Jason Ashton

About this Website (2022)

Jan 2, 2022

The original About this Website described my aversion to any website generation, I wanted something as simple as possible without repeating myself. It was meant to be the first post of surely many more to come. Well, here we are a year and a half later with no posts to speak of, and I broke the original ethos of no generated website by spending the day integrating Hugo.

I wanted to be able to quickly write a post and deploy it, without logging into a server. I was familiar with GitHub Pages for this purpose, which uses Jekyll, but I also recently noticed (when working on my domain DNS) that Cloudflare has their own service, called Pages. Cloudflare has some really great tools, and I enjoy using both their personal and business products. Pages also supports deploying from a GitHub repository, and supports a long list of site generators. I took a look at a few of them and settled on trying Hugo.

Hugo Homepage

I created a new git repo and followed the basic Hugo Quick Start tutorial. Instead of installing locally I chose to use a Docker container that had Hugo pre-installed. To do this I used the VS Code ‘Open in Dev Container’ tool, and used this Docker image which is recommended by the Hugo team. This allows you to develop inside a container without worring about your local installation, and it is similar enough to the environment that Cloudflare builds in.

Following the quick start tutorial got me to a functioning site with similar content as my existing site, but with a premade theme and templates that I didn’t necessarily understand. I really liked my current websites theme, which is lightweight and simple. I next found a great blog post on how to create a hugo theme from scratch. By following this and tweaking it to my liking, I was able to match my existing site look and feel but now powered by Hugo! This was a good experience as I was able to keep the site simple and now really understand how it works behind the scenes, which later led me to adding some new features, such as the next and previous buttons at the bottom of posts.

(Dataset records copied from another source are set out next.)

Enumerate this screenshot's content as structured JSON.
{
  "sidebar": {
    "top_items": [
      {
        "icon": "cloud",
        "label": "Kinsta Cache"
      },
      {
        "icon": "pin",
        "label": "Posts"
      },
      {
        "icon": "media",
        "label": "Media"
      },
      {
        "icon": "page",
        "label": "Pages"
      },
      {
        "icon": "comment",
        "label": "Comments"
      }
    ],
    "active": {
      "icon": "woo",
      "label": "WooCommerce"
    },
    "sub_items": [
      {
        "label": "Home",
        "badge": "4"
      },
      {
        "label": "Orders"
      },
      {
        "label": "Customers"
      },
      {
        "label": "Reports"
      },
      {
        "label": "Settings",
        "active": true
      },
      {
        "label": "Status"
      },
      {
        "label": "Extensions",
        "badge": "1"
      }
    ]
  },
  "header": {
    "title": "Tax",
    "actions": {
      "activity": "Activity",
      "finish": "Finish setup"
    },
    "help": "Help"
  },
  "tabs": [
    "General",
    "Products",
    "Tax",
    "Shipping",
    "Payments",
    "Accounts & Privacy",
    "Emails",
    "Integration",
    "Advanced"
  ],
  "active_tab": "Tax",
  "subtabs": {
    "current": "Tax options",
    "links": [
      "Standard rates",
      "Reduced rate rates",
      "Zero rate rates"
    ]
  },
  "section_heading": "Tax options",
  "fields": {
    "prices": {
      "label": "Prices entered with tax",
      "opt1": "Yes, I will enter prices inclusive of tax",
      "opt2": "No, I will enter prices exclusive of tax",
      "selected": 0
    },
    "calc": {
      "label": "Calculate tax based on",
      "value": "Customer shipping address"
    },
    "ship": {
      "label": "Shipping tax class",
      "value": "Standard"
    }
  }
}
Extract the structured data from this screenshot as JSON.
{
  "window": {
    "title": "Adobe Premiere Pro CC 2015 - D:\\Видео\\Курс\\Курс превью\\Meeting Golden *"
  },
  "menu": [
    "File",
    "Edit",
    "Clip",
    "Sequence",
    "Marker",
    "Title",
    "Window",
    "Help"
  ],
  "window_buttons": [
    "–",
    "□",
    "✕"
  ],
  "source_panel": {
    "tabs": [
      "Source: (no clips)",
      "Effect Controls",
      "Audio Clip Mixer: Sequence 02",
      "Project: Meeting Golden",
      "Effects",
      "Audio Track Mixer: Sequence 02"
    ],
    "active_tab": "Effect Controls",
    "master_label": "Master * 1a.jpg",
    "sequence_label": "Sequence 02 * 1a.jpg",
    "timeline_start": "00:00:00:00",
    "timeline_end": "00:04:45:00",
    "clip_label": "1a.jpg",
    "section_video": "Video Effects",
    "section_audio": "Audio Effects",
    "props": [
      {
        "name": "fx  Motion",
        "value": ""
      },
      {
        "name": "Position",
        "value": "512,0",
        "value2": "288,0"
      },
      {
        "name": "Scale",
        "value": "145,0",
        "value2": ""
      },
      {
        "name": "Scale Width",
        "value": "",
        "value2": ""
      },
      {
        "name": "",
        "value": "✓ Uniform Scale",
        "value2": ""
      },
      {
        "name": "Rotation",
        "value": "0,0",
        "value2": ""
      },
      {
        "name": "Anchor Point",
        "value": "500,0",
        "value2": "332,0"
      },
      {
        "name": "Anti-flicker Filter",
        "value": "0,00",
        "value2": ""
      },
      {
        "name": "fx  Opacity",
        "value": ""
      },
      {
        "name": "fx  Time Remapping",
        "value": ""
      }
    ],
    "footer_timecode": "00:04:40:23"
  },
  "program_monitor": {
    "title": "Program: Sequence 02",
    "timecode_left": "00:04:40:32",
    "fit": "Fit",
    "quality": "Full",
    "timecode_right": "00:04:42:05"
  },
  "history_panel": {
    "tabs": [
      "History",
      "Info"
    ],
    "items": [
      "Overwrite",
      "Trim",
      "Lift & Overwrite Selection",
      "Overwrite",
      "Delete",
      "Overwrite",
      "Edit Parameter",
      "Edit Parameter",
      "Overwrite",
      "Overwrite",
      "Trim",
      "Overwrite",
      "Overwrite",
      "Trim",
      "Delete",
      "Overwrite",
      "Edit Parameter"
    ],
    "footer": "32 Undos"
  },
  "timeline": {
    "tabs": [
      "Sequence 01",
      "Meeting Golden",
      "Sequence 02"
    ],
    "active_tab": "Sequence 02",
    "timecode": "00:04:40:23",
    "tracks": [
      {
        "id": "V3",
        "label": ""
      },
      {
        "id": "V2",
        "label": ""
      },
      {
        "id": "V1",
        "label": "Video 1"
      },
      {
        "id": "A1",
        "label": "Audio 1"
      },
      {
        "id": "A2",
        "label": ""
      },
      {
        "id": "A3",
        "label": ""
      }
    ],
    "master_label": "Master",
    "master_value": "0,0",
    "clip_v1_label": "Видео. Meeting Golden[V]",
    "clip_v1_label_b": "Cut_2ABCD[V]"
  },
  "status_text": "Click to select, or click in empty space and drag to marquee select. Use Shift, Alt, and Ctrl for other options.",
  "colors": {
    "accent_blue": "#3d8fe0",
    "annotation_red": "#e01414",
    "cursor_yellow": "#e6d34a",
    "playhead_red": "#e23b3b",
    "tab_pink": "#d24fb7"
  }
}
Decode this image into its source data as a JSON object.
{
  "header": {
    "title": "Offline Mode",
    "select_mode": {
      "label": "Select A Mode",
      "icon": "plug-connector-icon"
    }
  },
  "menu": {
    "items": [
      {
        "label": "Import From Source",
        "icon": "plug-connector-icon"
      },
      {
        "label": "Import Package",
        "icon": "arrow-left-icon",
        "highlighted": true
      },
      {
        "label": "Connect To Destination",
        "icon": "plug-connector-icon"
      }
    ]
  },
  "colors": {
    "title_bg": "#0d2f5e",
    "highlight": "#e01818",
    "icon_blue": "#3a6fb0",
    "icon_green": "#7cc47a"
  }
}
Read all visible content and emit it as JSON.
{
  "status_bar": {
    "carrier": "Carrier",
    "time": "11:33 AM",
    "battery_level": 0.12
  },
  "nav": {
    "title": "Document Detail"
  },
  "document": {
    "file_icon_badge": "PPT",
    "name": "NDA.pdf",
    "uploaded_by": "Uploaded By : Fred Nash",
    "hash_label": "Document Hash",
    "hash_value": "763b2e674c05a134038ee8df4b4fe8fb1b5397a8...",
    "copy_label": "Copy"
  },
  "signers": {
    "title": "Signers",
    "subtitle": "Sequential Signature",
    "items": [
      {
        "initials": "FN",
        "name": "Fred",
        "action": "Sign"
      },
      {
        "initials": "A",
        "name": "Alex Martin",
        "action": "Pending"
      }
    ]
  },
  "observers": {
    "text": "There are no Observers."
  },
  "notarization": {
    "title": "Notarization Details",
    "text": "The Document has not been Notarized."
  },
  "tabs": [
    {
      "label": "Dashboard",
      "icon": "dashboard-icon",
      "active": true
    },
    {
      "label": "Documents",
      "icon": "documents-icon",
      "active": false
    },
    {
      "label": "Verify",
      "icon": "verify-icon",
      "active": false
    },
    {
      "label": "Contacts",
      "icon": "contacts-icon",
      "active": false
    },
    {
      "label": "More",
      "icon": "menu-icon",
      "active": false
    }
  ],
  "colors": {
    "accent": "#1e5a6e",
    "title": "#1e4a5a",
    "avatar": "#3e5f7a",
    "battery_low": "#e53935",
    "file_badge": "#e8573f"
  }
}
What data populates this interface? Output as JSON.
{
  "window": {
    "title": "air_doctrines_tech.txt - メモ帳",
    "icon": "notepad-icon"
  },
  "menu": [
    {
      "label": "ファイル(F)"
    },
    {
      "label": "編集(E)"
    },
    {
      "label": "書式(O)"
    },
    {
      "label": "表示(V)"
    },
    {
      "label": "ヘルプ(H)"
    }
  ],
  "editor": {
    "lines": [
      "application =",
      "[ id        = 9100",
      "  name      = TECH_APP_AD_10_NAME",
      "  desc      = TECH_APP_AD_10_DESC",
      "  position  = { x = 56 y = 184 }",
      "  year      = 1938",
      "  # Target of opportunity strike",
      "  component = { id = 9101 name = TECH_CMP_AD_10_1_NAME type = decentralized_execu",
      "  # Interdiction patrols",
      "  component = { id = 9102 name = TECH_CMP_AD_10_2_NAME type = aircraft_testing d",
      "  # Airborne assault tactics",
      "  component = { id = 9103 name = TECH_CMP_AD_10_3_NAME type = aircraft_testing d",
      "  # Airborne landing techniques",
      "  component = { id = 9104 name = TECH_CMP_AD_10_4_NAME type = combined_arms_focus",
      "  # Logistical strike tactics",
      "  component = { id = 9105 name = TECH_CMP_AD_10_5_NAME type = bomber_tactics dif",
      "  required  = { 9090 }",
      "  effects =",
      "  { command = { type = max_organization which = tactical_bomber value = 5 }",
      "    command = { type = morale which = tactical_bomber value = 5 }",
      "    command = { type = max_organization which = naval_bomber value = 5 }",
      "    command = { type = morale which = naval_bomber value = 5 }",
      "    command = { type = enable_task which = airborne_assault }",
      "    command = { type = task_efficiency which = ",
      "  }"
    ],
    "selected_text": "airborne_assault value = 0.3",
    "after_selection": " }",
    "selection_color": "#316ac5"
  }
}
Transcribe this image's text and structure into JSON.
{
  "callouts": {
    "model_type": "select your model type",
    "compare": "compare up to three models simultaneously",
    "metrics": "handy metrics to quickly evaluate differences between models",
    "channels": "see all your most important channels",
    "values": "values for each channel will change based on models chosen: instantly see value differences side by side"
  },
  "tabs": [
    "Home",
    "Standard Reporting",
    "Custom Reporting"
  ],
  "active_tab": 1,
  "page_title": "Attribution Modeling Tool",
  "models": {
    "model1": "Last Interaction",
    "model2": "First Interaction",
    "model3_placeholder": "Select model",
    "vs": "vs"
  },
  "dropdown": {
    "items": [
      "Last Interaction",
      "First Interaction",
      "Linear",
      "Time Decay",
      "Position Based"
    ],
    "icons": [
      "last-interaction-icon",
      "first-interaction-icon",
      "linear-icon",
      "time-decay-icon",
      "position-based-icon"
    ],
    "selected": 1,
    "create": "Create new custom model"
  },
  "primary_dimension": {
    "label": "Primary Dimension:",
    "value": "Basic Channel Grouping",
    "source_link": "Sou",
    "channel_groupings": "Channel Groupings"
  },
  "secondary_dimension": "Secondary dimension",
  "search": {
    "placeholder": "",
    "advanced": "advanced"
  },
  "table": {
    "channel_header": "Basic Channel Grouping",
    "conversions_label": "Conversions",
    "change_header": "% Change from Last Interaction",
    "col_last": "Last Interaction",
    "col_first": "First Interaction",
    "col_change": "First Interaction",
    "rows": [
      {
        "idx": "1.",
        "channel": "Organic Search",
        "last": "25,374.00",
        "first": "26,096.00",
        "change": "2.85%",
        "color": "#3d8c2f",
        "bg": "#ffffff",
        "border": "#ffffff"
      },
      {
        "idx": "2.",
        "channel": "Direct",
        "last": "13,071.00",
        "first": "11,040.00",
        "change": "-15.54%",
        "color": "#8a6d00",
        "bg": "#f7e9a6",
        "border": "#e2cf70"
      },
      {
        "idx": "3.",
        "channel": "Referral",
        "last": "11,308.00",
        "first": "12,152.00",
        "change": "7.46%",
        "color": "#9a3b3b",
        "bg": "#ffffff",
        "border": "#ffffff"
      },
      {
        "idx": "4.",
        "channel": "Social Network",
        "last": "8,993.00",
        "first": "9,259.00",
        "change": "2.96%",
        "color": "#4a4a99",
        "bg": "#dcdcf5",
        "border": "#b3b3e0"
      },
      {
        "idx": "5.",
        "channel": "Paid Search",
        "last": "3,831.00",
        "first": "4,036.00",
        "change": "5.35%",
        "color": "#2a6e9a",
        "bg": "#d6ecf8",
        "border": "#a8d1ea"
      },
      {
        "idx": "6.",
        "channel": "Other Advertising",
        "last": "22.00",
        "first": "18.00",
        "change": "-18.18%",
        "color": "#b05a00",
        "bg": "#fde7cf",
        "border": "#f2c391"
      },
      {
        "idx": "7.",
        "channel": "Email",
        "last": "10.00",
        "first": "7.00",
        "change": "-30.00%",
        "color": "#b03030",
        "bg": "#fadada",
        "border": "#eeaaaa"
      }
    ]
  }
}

Once I had the site how I liked it I had to set it up to deploy on Cloudflare Pages. This was as easy as creating a new Pages project, and selecting Hugo as the build environment, and configuring my Hugo version as an environment variable. Lastly I just pushed the code to GitHub, it was picked up by Cloudflare, and published to the web! The DNS for the domain name was just a simple CNAME that was configured automatically, since I’m also using Cloudflare for the DNS.

Cloudflare Pages

Overall I’m pretty happy with this setup now. Making posts is as easy as writing a markdown file, which gets converted into the blog post you see here. In the future I’d like to add features like comments, link previews, images with captions. But this is a good starting point.